Anche tale doglianza non ha pregio.

Intanto occorre precisare che la G.N., era legittimata – a differenza dell’altra coerede – a proporre l’appello incidentale non essendo vincolata dall’avvenuta accettazione del piano di riparto. La censura poi non risponde al criterio dell’autosufficienza poichè non riporta nel dettaglio le due quote con i valori dei singoli beni assegnati alle due coeredi, per cui non sarebbe possibile stabilire se le quote stesse sono o meno uguali. Si tratta peraltro di un’operazione effettuata dal giudice a quo proprio allo scopo di perequare le quote stabilite con il piano di riparto, come peraltro ampiamente spiegato e chiarito nella sentenza impugnata con puntuale motivazione.

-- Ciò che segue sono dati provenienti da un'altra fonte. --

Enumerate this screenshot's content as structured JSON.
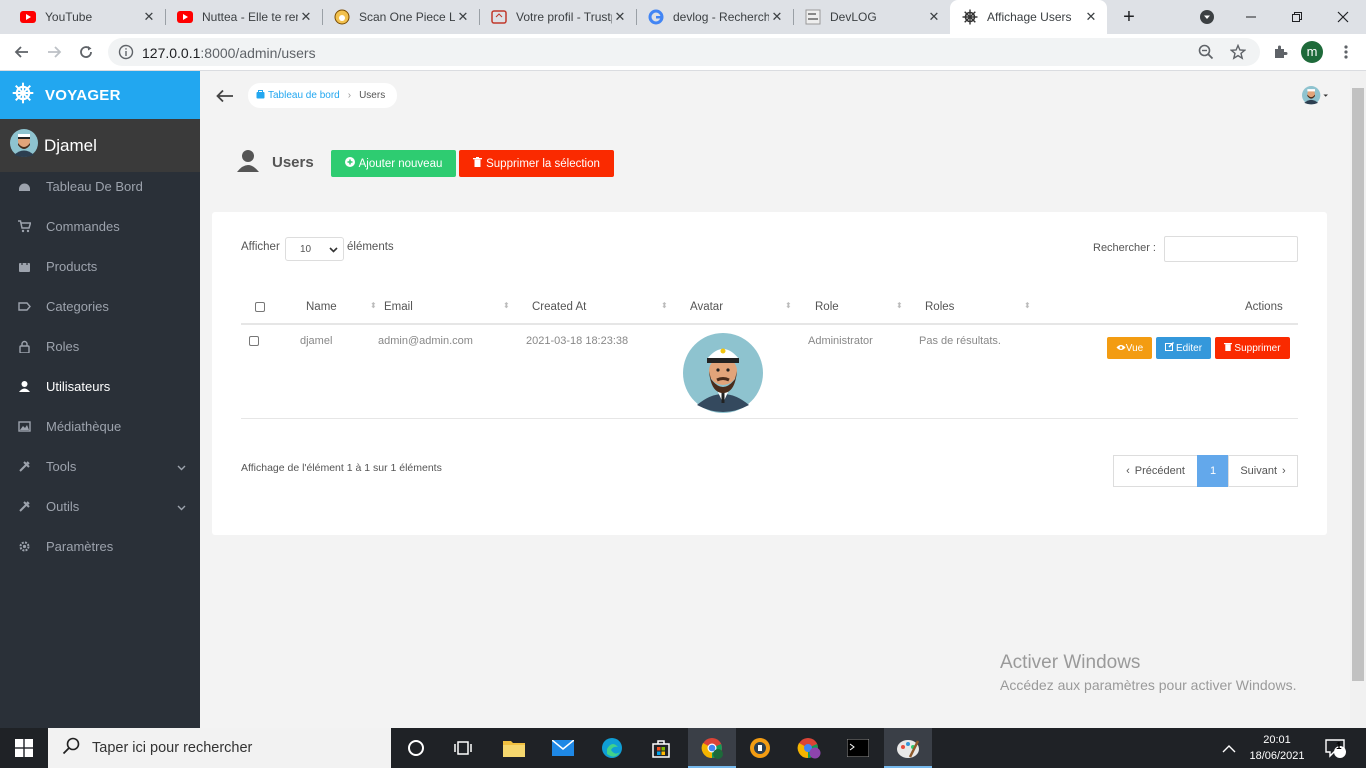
{
  "browser": {
    "tabs": [
      {
        "title": "YouTube",
        "icon": "youtube-icon"
      },
      {
        "title": "Nuttea - Elle te rend dingue",
        "icon": "youtube-icon"
      },
      {
        "title": "Scan One Piece Lecture",
        "icon": "one-piece-icon"
      },
      {
        "title": "Votre profil - Trustpilot",
        "icon": "trust-icon"
      },
      {
        "title": "devlog - Recherche Google",
        "icon": "google-icon"
      },
      {
        "title": "DevLOG",
        "icon": "devlog-icon"
      },
      {
        "title": "Affichage Users",
        "icon": "helm-icon",
        "active": true
      }
    ],
    "new_tab": "+",
    "url_host": "127.0.0.1",
    "url_path": ":8000/admin/users",
    "profile_letter": "m"
  },
  "sidebar": {
    "brand": "VOYAGER",
    "user_name": "Djamel",
    "items": [
      {
        "label": "Tableau De Bord",
        "icon": "dashboard-icon"
      },
      {
        "label": "Commandes",
        "icon": "cart-icon"
      },
      {
        "label": "Products",
        "icon": "bag-icon"
      },
      {
        "label": "Categories",
        "icon": "tag-icon"
      },
      {
        "label": "Roles",
        "icon": "lock-icon"
      },
      {
        "label": "Utilisateurs",
        "icon": "person-icon",
        "active": true
      },
      {
        "label": "Médiathèque",
        "icon": "images-icon"
      },
      {
        "label": "Tools",
        "icon": "tools-icon",
        "expandable": true
      },
      {
        "label": "Outils",
        "icon": "tools-icon",
        "expandable": true
      },
      {
        "label": "Paramètres",
        "icon": "gear-icon"
      }
    ]
  },
  "breadcrumb": {
    "home": "Tableau de bord",
    "current": "Users"
  },
  "page": {
    "title": "Users",
    "add_button": "Ajouter nouveau",
    "delete_selection_button": "Supprimer la sélection"
  },
  "table_controls": {
    "show_label": "Afficher",
    "page_size": "10",
    "entries_label": "éléments",
    "search_label": "Rechercher :"
  },
  "table": {
    "columns": [
      "Name",
      "Email",
      "Created At",
      "Avatar",
      "Role",
      "Roles",
      "Actions"
    ],
    "rows": [
      {
        "name": "djamel",
        "email": "admin@admin.com",
        "created_at": "2021-03-18 18:23:38",
        "role": "Administrator",
        "roles": "Pas de résultats.",
        "actions": {
          "view": "Vue",
          "edit": "Editer",
          "delete": "Supprimer"
        }
      }
    ]
  },
  "pagination": {
    "info": "Affichage de l'élément 1 à 1 sur 1 éléments",
    "prev": "Précédent",
    "current": "1",
    "next": "Suivant"
  },
  "watermark": {
    "title": "Activer Windows",
    "subtitle": "Accédez aux paramètres pour activer Windows."
  },
  "taskbar": {
    "search_placeholder": "Taper ici pour rechercher",
    "time": "20:01",
    "date": "18/06/2021",
    "notification_count": "1"
  },
  "colors": {
    "brand": "#22a7f0",
    "sidebar_bg": "#2a3038",
    "add_green": "#2ecc71",
    "delete_red": "#fa2a00",
    "view_orange": "#f39c12",
    "edit_blue": "#3498db",
    "page_active": "#63a8eb"
  }
}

In ogni caso l’eventuale mancata uguaglianza delle quote per un errore di calcolo del giudice, configurerebbe soltanto un vizio revocatorio non censurabile in sede di legittimità.

Conclusivamente il ricorso dev’essere rigettato; le spese seguono la soccombenza.

PQM

LA CORTE Rigetta il ricorso e condanna la ricorrente al pagamento delle spese processuali che liquida in Euro 3.700,00, di cui Euro 3500,00 per onorario, oltre spese generali ed accessori come per legge.

Così deciso in Roma, il 3 febbraio 2010.